I have a SummarizedExperiment (but we can consider it a GRanges). What I want is to reduce the number of intervals, keeping only one row for every identical adjacent mcol(gr), important is to also keep track of the new extend interval.

Thanks a lot!

gr <- GRanges(
seqnames = Rle(c("chr1"), c(12)),
ranges = IRanges(1:12*10, end = 1:12*10+5),
state1 = c(1,1,1,1,2,3,4,5,5,5,1,1),
state2 = c(1,1,1,2,2,2,5,5,6,6,1,1))

The resulting GRanges should look like this:

gr2 <- GRanges(
  seqnames = Rle(c("chr1"), c(8)),
  ranges = IRanges(start = c(10,40,50,60,70,80,90,110),
  end =  c(35,45,55,65,75,85,105,125)),
  state1 = c(1,1,2,3,4,5,5,1), state2 = c(1,2,2,2,5,5,6,1))​  

Edit: I have edit the Granges so that a state pair is present also in non adjacent intervals (this second 1,1 pair has to be report independely from the first) Sorry my initial solution was also wrong!

Thanks a lot!


Solution

  • Create an artificial factor, make sure the levels are in the order of occurrence in the factor (rather than the default alphabetical) to avoid re-arranging the GRanges, and split the GRanges object

    f0 = paste(gr$state1, gr$state2, sep=".")
    f = factor(f0, levels=unique(f0))
    grl = split(gr, f)
    

    Get the ranges and relevant metadata

    grf = unlist(range(grl), use.names=FALSE)
    mcols(grf) = mcols(gr)[!duplicated(f),]
    

    split(), range(), and unlist() should all be 'fast' for data of this size.

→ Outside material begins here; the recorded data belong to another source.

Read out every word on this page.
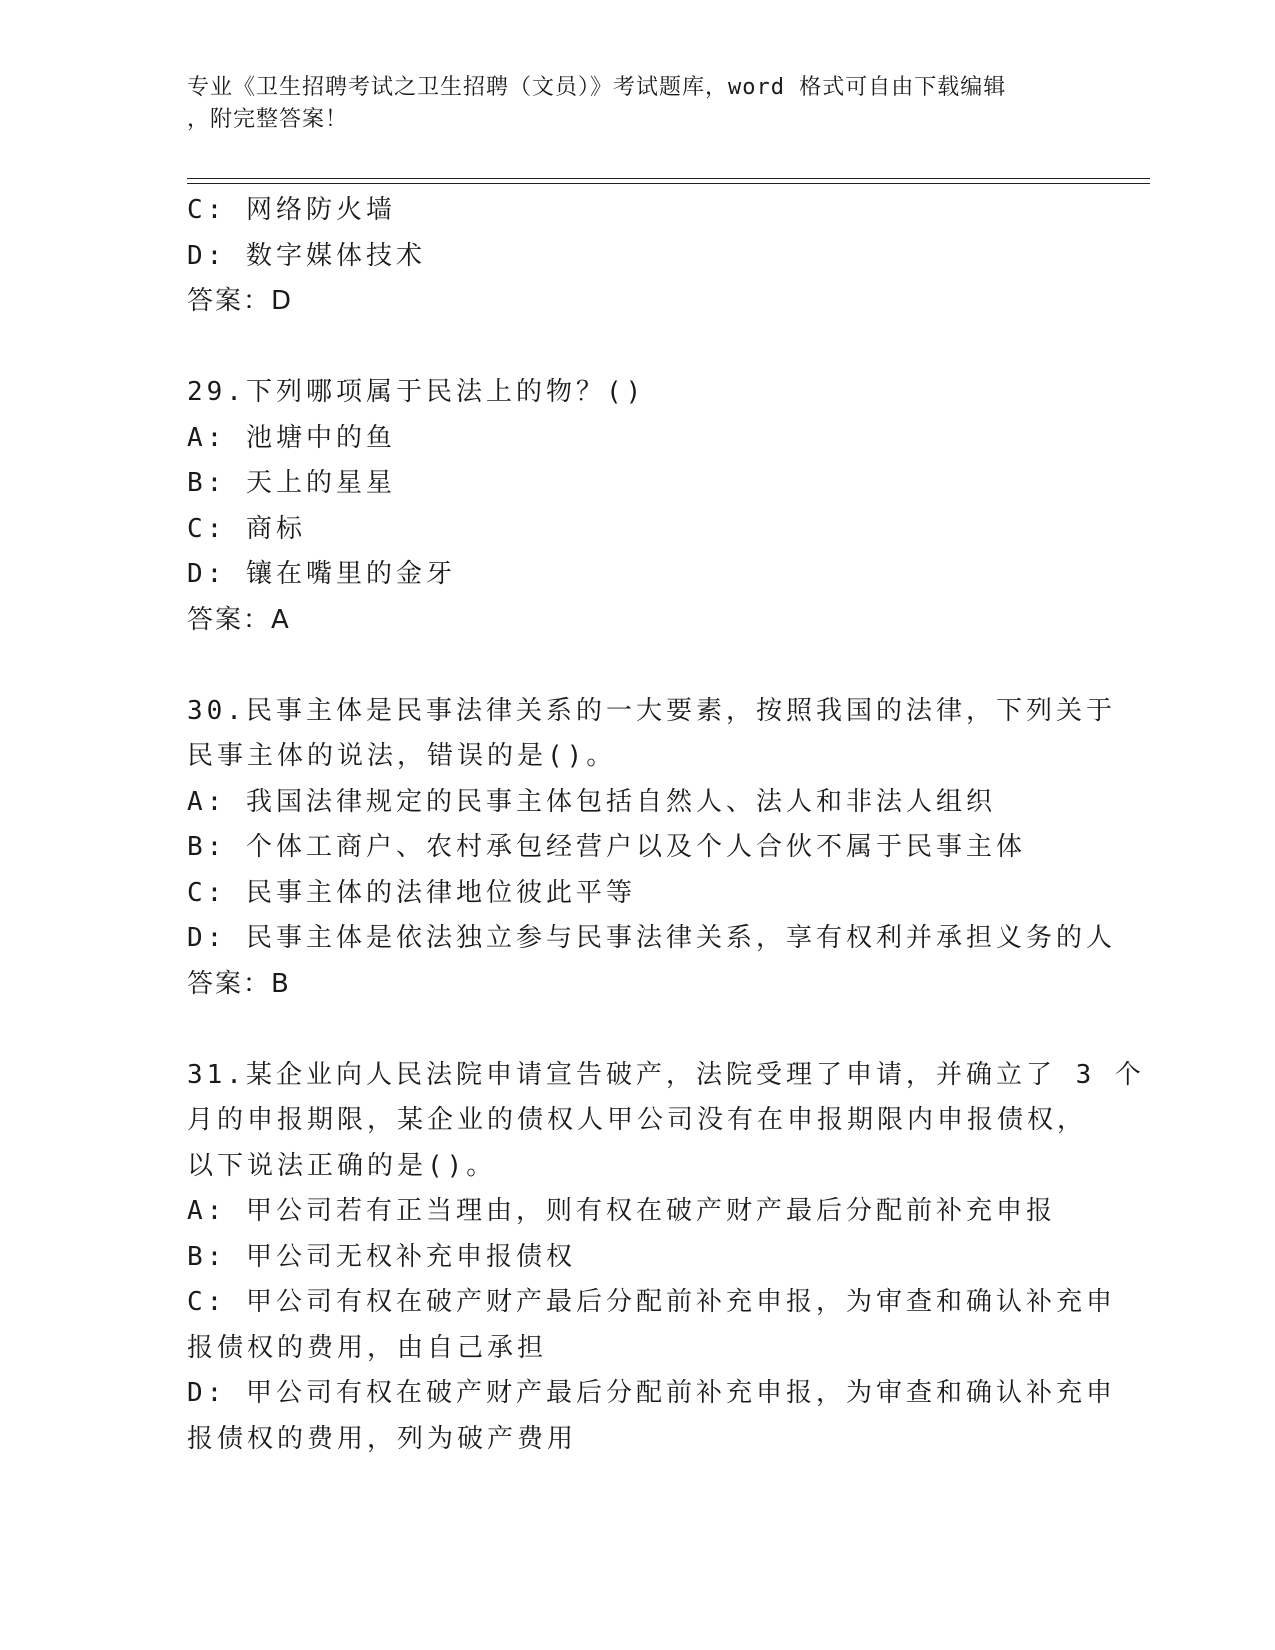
专业《卫生招聘考试之卫生招聘（文员）》考试题库，word 格式可自由下载编辑

，附完整答案！

C: 网络防火墙
D: 数字媒体技术
答案：D
29.下列哪项属于民法上的物？()
A: 池塘中的鱼
B: 天上的星星
C: 商标
D: 镶在嘴里的金牙
答案：A
30.民事主体是民事法律关系的一大要素，按照我国的法律，下列关于
民事主体的说法，错误的是()。
A: 我国法律规定的民事主体包括自然人、法人和非法人组织
B: 个体工商户、农村承包经营户以及个人合伙不属于民事主体
C: 民事主体的法律地位彼此平等
D: 民事主体是依法独立参与民事法律关系，享有权利并承担义务的人
答案：B
31.某企业向人民法院申请宣告破产，法院受理了申请，并确立了 3 个
月的申报期限，某企业的债权人甲公司没有在申报期限内申报债权，
以下说法正确的是()。
A: 甲公司若有正当理由，则有权在破产财产最后分配前补充申报
B: 甲公司无权补充申报债权
C: 甲公司有权在破产财产最后分配前补充申报，为审查和确认补充申
报债权的费用，由自己承担
D: 甲公司有权在破产财产最后分配前补充申报，为审查和确认补充申
报债权的费用，列为破产费用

    To also split on chromosome, add that to the factor

    f0 = paste(seqnames(gr), gr$state1, gr$state2, sep=".")
    

    To split in some other way, e.g., only when states are adjacent, figure out a way to make the appropriate factor, e.g.,

    f0 = paste(
        seqnames(gr),
        cumsum(c(TRUE, diff(gr$state1) != 0)),
        cumsum(c(TRUE, diff(gr$state2) != 0)),
        sep=".")
    

    Ask questions about Bioconductor packages on the Bioconductor support site.